The saga pattern is a way to coordinate a business process that runs across several separate services, where no single database can guarantee the whole thing succeeds or fails as one unit. Instead, the process is split into steps, and each step has a matching undo action in case a later step goes wrong.

Picture booking a holiday: flight, hotel and car, each from a different company. You cannot reserve all three in one atomic action. So you book the flight, then the hotel, then the car, and if the car falls through, you cancel the hotel and the flight to get back to a clean state. That cancellation is the ‘compensating action’, and stringing these steps and undos together is the saga. It is a common design pattern in systems built from microservices, often driven by messages on a queue.

There are two ways to run one. In choreography, each service reacts to events and triggers the next step on its own. In orchestration, a central coordinator calls each service in turn and handles the undos. Choreography is lighter; orchestration is easier to follow when the flow gets long.

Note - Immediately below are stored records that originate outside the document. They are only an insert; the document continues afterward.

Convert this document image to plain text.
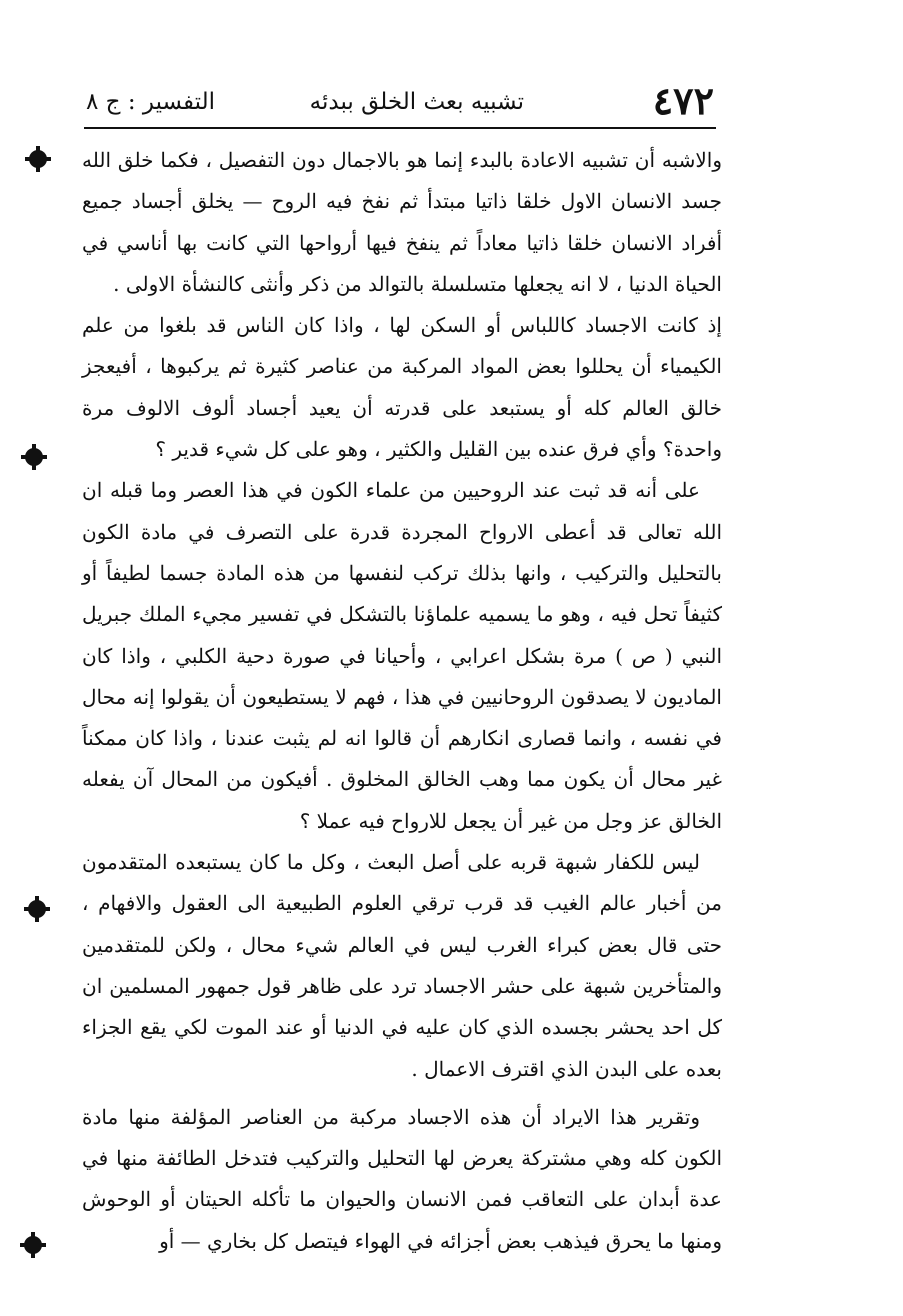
٤٧٢
تشبيه بعث الخلق ببدئه
التفسير : ج ٨

والاشبه أن تشبيه الاعادة بالبدء إنما هو بالاجمال دون التفصيل ، فكما خلق الله جسد الانسان الاول خلقا ذاتيا مبتدأ ثم نفخ فيه الروح — يخلق أجساد جميع أفراد الانسان خلقا ذاتيا معاداً ثم ينفخ فيها أرواحها التي كانت بها أناسي في الحياة الدنيا ، لا انه يجعلها متسلسلة بالتوالد من ذكر وأنثى كالنشأة الاولى .

إذ كانت الاجساد كاللباس أو السكن لها ، واذا كان الناس قد بلغوا من علم الكيمياء أن يحللوا بعض المواد المركبة من عناصر كثيرة ثم يركبوها ، أفيعجز خالق العالم كله أو يستبعد على قدرته أن يعيد أجساد ألوف الالوف مرة واحدة؟ وأي فرق عنده بين القليل والكثير ، وهو على كل شيء قدير ؟

على أنه قد ثبت عند الروحيين من علماء الكون في هذا العصر وما قبله ان الله تعالى قد أعطى الارواح المجردة قدرة على التصرف في مادة الكون بالتحليل والتركيب ، وانها بذلك تركب لنفسها من هذه المادة جسما لطيفاً أو كثيفاً تحل فيه ، وهو ما يسميه علماؤنا بالتشكل في تفسير مجيء الملك جبريل النبي ( ص ) مرة بشكل اعرابي ، وأحيانا في صورة دحية الكلبي ، واذا كان الماديون لا يصدقون الروحانيين في هذا ، فهم لا يستطيعون أن يقولوا إنه محال في نفسه ، وانما قصارى انكارهم أن قالوا انه لم يثبت عندنا ، واذا كان ممكناً غير محال أن يكون مما وهب الخالق المخلوق . أفيكون من المحال آن يفعله الخالق عز وجل من غير أن يجعل للارواح فيه عملا ؟

ليس للكفار شبهة قربه على أصل البعث ، وكل ما كان يستبعده المتقدمون من أخبار عالم الغيب قد قرب ترقي العلوم الطبيعية الى العقول والافهام ، حتى قال بعض كبراء الغرب ليس في العالم شيء محال ، ولكن للمتقدمين والمتأخرين شبهة على حشر الاجساد ترد على ظاهر قول جمهور المسلمين ان كل احد يحشر بجسده الذي كان عليه في الدنيا أو عند الموت لكي يقع الجزاء بعده على البدن الذي اقترف الاعمال .

وتقرير هذا الايراد أن هذه الاجساد مركبة من العناصر المؤلفة منها مادة الكون كله وهي مشتركة يعرض لها التحليل والتركيب فتدخل الطائفة منها في عدة أبدان على التعاقب فمن الانسان والحيوان ما تأكله الحيتان أو الوحوش ومنها ما يحرق فيذهب بعض أجزائه في الهواء فيتصل كل بخاري — أو
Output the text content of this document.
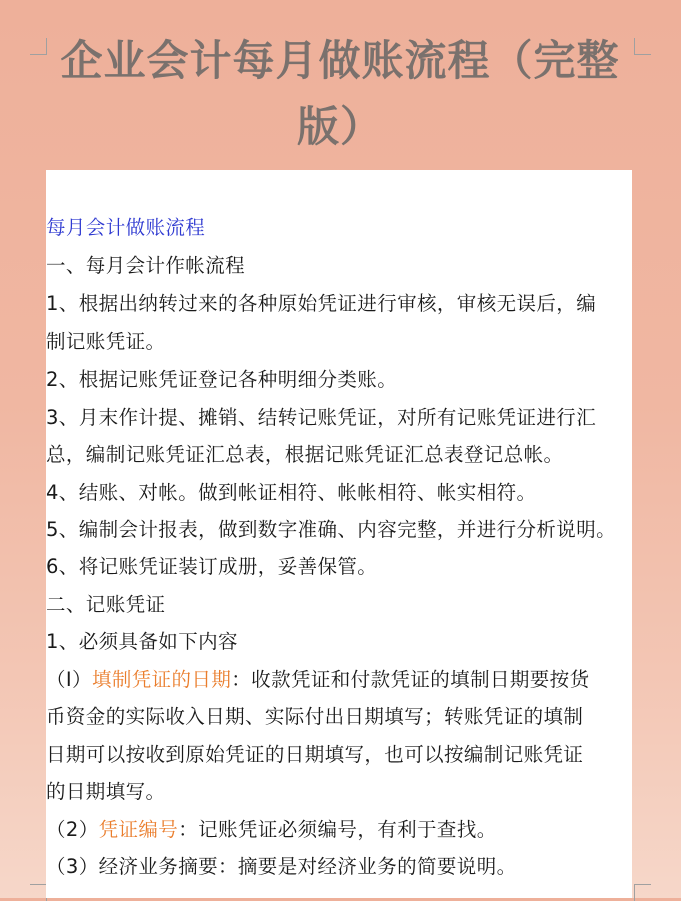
企业会计每月做账流程（完整
版）
每月会计做账流程
一、每月会计作帐流程
1、根据出纳转过来的各种原始凭证进行审核，审核无误后，编
制记账凭证。
2、根据记账凭证登记各种明细分类账。
3、月末作计提、摊销、结转记账凭证，对所有记账凭证进行汇
总，编制记账凭证汇总表，根据记账凭证汇总表登记总帐。
4、结账、对帐。做到帐证相符、帐帐相符、帐实相符。
5、编制会计报表，做到数字准确、内容完整，并进行分析说明。
6、将记账凭证装订成册，妥善保管。
二、记账凭证
1、必须具备如下内容
（I）填制凭证的日期：收款凭证和付款凭证的填制日期要按货
币资金的实际收入日期、实际付出日期填写；转账凭证的填制
日期可以按收到原始凭证的日期填写，也可以按编制记账凭证
的日期填写。
（2）凭证编号：记账凭证必须编号，有利于查找。
（3）经济业务摘要：摘要是对经济业务的简要说明。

One practical caveat: because steps and retries can repeat, each action needs to be safe to run twice, which is where idempotency comes in. The trade-off is real complexity. A saga only earns its keep when a process genuinely spans services; inside one service and one database, a plain transaction is simpler and safer.

At TopDevs we reach for the saga pattern only when a process truly crosses service boundaries, so reliability is gained without piling on complexity you do not need.